Peu à peu elle s’était habituée à ce genre de vie et travaillait comme un cheval de labour sans se laisser distraire de sa besogne.

Les autres pouvaient coqueter, se griser, se battre, mettre à coups de pied et à coup de poings les ivrognes dehors, la Cauchoise ne paraissait pas même s’en apercevoir et allait son train-train habituel, insensible aux flatteries comme aux injures, sachant même se faire respecter s’il en était besoin.

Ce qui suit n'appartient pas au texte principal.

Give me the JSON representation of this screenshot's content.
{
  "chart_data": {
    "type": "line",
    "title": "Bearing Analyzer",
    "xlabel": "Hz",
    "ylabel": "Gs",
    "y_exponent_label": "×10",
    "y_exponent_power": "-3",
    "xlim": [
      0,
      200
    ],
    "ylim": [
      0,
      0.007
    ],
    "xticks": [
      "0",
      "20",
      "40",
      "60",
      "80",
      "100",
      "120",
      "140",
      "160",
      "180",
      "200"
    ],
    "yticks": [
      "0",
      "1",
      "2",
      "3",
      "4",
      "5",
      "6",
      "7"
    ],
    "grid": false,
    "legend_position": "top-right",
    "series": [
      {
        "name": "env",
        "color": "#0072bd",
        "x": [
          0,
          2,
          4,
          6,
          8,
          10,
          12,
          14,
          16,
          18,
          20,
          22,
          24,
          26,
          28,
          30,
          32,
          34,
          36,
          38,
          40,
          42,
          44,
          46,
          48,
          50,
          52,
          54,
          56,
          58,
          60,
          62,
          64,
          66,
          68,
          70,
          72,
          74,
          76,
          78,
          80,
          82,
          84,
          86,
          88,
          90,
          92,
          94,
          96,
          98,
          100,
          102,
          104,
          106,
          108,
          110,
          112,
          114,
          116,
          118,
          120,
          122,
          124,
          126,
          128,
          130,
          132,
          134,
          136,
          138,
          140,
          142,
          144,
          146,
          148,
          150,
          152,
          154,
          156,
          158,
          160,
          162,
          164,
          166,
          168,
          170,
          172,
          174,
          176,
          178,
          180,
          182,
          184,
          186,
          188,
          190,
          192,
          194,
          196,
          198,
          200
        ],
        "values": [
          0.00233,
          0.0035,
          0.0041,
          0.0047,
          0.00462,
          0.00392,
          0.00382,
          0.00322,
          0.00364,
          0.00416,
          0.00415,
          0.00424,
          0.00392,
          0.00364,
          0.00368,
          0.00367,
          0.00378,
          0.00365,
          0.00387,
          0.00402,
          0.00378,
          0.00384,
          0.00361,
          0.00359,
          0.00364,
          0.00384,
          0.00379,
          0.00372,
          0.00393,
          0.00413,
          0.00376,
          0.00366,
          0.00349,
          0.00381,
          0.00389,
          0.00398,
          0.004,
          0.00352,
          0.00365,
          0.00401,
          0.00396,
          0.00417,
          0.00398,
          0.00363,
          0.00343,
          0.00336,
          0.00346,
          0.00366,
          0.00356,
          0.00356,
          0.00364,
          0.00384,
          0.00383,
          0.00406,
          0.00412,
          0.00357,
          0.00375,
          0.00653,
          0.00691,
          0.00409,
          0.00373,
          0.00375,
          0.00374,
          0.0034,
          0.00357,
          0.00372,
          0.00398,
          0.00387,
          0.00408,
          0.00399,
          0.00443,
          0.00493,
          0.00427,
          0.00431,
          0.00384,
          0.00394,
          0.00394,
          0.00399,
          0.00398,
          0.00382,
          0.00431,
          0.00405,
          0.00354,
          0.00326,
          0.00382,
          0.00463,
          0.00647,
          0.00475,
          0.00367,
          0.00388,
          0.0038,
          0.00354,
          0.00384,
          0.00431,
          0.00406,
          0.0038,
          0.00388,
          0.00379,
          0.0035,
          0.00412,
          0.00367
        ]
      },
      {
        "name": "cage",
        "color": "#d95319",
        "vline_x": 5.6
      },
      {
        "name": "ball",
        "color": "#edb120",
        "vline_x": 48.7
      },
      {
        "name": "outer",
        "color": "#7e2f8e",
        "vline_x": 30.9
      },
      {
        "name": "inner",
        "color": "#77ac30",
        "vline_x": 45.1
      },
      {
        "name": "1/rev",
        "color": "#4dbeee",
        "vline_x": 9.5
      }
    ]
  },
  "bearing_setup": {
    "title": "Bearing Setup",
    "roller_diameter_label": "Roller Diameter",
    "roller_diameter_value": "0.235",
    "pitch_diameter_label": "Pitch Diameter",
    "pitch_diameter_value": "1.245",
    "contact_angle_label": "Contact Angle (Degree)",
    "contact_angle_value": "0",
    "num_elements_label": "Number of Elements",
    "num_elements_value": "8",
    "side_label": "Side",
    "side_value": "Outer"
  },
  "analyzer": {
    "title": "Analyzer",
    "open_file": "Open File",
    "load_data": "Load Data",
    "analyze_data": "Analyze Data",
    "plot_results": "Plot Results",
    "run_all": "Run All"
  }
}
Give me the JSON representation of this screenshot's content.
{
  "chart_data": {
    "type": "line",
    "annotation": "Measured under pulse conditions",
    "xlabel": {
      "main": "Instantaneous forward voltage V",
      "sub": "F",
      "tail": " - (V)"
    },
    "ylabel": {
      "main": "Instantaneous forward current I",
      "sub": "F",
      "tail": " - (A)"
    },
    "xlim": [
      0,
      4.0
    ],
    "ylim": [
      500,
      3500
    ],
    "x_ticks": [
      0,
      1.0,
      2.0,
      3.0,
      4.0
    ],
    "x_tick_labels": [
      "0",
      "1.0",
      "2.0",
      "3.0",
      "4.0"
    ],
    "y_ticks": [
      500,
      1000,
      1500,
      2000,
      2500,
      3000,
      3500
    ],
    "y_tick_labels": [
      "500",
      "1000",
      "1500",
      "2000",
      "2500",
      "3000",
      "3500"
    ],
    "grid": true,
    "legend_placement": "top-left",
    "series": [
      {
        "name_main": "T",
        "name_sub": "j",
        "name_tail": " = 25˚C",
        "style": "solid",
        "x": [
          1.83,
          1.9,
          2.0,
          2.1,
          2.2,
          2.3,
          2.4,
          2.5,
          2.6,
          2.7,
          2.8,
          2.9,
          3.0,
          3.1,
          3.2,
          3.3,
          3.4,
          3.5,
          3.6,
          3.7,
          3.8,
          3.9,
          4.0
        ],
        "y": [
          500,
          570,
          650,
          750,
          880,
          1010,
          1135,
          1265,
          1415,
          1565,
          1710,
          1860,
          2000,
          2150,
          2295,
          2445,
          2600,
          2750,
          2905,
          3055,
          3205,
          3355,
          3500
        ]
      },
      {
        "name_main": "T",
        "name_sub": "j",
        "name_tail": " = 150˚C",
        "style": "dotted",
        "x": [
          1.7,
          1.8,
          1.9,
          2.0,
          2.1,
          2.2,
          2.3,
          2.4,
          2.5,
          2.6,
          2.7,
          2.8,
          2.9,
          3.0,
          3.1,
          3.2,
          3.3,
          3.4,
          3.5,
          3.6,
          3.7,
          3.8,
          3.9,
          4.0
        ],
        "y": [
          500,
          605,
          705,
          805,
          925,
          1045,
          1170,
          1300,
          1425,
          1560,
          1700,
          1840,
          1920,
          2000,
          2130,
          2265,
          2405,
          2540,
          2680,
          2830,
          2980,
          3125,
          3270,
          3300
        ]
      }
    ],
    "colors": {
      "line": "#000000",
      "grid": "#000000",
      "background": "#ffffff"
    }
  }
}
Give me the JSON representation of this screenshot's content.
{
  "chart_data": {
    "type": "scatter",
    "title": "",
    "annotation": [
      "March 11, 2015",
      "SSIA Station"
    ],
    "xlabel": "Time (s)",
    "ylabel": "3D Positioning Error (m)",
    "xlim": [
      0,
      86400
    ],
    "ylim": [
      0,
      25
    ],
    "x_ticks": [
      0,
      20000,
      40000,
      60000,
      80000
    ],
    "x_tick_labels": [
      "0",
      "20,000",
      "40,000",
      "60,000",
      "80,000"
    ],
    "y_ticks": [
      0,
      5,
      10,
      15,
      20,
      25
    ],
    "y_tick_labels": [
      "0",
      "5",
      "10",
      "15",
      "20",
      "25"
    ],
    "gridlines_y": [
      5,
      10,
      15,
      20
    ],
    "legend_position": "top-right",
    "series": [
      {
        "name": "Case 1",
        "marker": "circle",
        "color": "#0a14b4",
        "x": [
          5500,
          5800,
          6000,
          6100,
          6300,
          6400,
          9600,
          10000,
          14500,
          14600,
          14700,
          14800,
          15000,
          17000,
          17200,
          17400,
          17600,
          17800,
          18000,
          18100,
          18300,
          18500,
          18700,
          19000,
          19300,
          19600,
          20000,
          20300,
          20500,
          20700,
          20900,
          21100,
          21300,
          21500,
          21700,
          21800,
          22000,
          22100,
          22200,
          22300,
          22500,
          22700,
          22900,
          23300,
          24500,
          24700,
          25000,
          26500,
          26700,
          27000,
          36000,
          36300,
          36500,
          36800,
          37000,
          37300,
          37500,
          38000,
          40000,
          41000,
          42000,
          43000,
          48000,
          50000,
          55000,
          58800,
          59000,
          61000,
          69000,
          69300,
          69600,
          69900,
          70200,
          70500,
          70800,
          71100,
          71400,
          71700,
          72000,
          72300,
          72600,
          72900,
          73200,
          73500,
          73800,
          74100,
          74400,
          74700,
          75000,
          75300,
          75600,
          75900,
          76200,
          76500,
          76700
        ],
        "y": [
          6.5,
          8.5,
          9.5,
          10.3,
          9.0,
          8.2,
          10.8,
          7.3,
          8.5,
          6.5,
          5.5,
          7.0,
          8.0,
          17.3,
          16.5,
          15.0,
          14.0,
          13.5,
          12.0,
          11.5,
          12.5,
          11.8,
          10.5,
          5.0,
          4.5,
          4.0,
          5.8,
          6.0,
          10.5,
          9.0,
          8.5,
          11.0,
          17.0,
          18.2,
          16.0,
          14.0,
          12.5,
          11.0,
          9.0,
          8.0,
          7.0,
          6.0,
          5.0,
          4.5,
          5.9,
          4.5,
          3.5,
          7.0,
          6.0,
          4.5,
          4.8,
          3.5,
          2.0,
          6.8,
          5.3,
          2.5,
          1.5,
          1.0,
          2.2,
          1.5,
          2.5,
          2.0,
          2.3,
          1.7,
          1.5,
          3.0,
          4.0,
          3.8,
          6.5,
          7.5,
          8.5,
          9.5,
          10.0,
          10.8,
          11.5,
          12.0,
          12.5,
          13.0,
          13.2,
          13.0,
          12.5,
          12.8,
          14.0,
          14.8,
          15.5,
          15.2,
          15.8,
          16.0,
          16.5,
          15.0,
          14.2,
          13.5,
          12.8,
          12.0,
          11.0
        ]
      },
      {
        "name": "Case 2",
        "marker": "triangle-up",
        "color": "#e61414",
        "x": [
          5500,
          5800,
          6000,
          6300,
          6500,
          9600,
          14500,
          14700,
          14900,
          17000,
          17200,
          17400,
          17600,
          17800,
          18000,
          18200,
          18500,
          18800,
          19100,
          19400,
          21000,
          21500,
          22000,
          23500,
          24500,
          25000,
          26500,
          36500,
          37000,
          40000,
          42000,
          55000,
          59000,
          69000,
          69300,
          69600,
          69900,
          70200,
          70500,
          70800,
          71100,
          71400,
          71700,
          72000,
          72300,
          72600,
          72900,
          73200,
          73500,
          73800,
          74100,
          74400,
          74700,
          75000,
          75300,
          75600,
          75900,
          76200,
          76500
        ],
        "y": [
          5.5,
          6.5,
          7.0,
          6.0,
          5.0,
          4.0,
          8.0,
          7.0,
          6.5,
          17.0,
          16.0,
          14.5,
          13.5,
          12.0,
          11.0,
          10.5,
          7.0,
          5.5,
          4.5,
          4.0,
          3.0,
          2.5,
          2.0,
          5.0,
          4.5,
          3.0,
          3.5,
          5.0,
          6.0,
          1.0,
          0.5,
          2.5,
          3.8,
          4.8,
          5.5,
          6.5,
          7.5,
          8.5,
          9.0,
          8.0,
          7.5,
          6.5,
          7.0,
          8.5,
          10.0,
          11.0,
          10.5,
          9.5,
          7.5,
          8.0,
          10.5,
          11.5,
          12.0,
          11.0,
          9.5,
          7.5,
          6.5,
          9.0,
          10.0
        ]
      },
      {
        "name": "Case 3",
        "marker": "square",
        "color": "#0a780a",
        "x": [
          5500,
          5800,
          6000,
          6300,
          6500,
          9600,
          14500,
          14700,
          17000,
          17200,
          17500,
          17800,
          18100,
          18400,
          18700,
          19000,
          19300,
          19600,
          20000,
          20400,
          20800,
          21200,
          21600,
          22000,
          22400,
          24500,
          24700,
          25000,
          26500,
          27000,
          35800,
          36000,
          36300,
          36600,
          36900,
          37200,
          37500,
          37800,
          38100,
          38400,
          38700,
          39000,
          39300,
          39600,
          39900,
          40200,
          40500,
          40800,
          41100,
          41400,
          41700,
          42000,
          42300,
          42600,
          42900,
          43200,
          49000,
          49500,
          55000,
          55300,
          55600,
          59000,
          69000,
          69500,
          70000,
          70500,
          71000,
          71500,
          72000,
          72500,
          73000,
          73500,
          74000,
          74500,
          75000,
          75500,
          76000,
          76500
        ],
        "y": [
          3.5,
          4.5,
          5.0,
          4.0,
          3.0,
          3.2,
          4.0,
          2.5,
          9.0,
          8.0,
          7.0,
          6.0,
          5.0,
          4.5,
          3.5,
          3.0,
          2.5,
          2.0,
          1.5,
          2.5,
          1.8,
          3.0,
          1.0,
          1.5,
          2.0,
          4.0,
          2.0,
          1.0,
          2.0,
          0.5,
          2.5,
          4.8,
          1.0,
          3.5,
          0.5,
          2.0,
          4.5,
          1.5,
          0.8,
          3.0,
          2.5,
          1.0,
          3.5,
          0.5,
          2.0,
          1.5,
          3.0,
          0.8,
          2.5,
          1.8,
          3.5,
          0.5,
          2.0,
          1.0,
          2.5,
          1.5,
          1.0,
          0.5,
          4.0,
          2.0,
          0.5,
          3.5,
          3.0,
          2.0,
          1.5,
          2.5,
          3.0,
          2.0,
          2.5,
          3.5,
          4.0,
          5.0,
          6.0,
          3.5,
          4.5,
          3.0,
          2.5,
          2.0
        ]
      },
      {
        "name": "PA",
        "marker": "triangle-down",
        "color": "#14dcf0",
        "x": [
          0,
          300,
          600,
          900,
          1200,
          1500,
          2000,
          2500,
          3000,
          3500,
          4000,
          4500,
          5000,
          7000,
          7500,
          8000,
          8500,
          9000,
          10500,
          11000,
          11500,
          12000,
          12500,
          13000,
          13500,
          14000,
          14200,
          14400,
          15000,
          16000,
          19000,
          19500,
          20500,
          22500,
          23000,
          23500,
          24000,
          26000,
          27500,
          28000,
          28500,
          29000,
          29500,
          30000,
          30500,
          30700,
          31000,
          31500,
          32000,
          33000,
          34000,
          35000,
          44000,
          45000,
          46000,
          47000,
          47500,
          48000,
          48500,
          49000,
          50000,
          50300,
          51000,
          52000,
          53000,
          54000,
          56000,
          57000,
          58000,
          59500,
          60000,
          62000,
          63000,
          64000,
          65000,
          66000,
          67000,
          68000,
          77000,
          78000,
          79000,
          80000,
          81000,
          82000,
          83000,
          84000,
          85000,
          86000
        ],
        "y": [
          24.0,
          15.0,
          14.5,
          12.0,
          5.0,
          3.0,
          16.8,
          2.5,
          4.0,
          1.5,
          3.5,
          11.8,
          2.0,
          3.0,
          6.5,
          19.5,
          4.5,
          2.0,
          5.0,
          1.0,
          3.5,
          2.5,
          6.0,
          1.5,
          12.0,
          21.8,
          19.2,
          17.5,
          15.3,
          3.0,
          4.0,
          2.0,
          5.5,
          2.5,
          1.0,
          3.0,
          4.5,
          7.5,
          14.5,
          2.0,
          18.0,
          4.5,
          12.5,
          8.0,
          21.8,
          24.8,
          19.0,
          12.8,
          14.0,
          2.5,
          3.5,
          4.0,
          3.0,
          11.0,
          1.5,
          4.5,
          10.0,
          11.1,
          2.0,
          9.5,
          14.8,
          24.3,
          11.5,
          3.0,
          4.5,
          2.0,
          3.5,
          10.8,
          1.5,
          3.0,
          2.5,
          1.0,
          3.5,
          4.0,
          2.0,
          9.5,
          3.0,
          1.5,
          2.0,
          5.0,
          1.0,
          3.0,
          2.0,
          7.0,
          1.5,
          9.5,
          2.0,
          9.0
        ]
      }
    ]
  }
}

Si bien que tous les soudards, spadassins et malandrins, habitués de l’endroit, avaient fini par en prendre leur parti et la considéraient comme un être à part égaré dans ce cloaque.

Les choses allaient ainsi depuis près de trois mois quand Cocardasse et Passepoil mirent pour la première fois les pieds au Trou-Punais.

Mathurine devina-t-elle que le brave Amable avait vu le jour au même pays, ou bien fût-elle frappée de ce qu’il paraissait plus doux et moins arrogant que les autres !… Toujours est-il qu’elle s’intéressa vaguement à lui, sans but précis et  malgré que le pauvre prévôt n’eût rien de bien tentateur.

Pourtant, qui sait ?… Peut-être avait-il le pouvoir d’animer les statues, de transmuer le fluide amoureux qui était en lui ? Peut-être sa perpétuelle incandescence était-elle assez puissante pour enflammer ce qui, jusque-là, n’avait pu même produire une étincelle ? On vit parfois des choses plus bizarres.